Let’s start with what I want in a boat for running hard whitewater, and I’ll look a the Option as my example, because for quite a while now, it has been the standard against which other open canoe creek boats have been measured. When I look at a complex rapid or a difficult move or a stacked sequence, I want a boat that’s stable, nimble, and above all, predictable. I want it to be dry, but I also want to be able to pick the bow up with little speed or when the boat has water in it. I’m not as concerned about the the overall speed of the boat, as much as I want to know how the boat will respond in any given situation. After paddling the Condor for most of last year, jumping back in the Option this for this spring’s snowmelt felt very different, but mostly had a feeling of “Hello old friend!” Like the Condor, I know what this boat is going to do, even in the most chaotic rapids. No surprises, predictability is key.

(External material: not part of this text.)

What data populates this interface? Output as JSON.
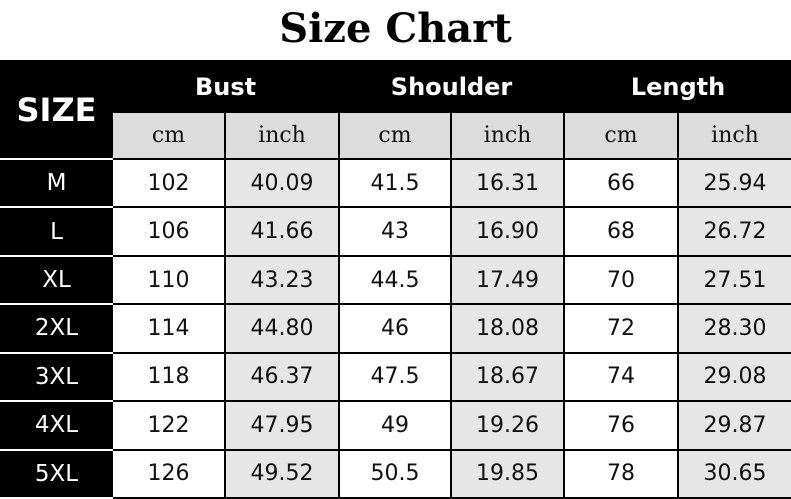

And yet, the vast majority of my paddling is on class III rivers, but I still want the same attributes in a boat. I still want the predictability; I can challenge myself by picking out different moves, I can adjust my level of challenge based on how I feel on any given day. I don’t need the boat to challenge me. Some people will say paddling a challenging boat will make you a better paddler, but I generally disagree. There are some boats that do take some learning, but that generally has less to do with the inherent design of the boat and more to do with adapting your paddling style to a particular boat. If a boat is inherently challenging (lacks stability or maneuverability or seems to have a mind of it’s own), it really only leads to frustration. I’ve been there and I don’t feel that I grew as a paddler because of it.
I should point out that “predictable” doesn’t equal “boring,” just as “having edges” doesn’t mean a boat is “edgy.” I want a boat that’s boat predictable and fun to paddle. I want to be able to engage the edges and carve and drive- but I don’t want them to do it on their own, or trip me up.
Perhaps linking up a sequence of boofs through a steep boulder pile while half full of water isn’t your cup of tea, and that’s very understandable. That’s why I offer multiple designs. But I believe that the same attributes that let upper level padders do that will make for a good day on the water for paddlers of any ability, whether they’re pushing their limits or not. And continuing to refine what we want for hard whitewater continues to “flow downstream” and improve the experience across the spectrum.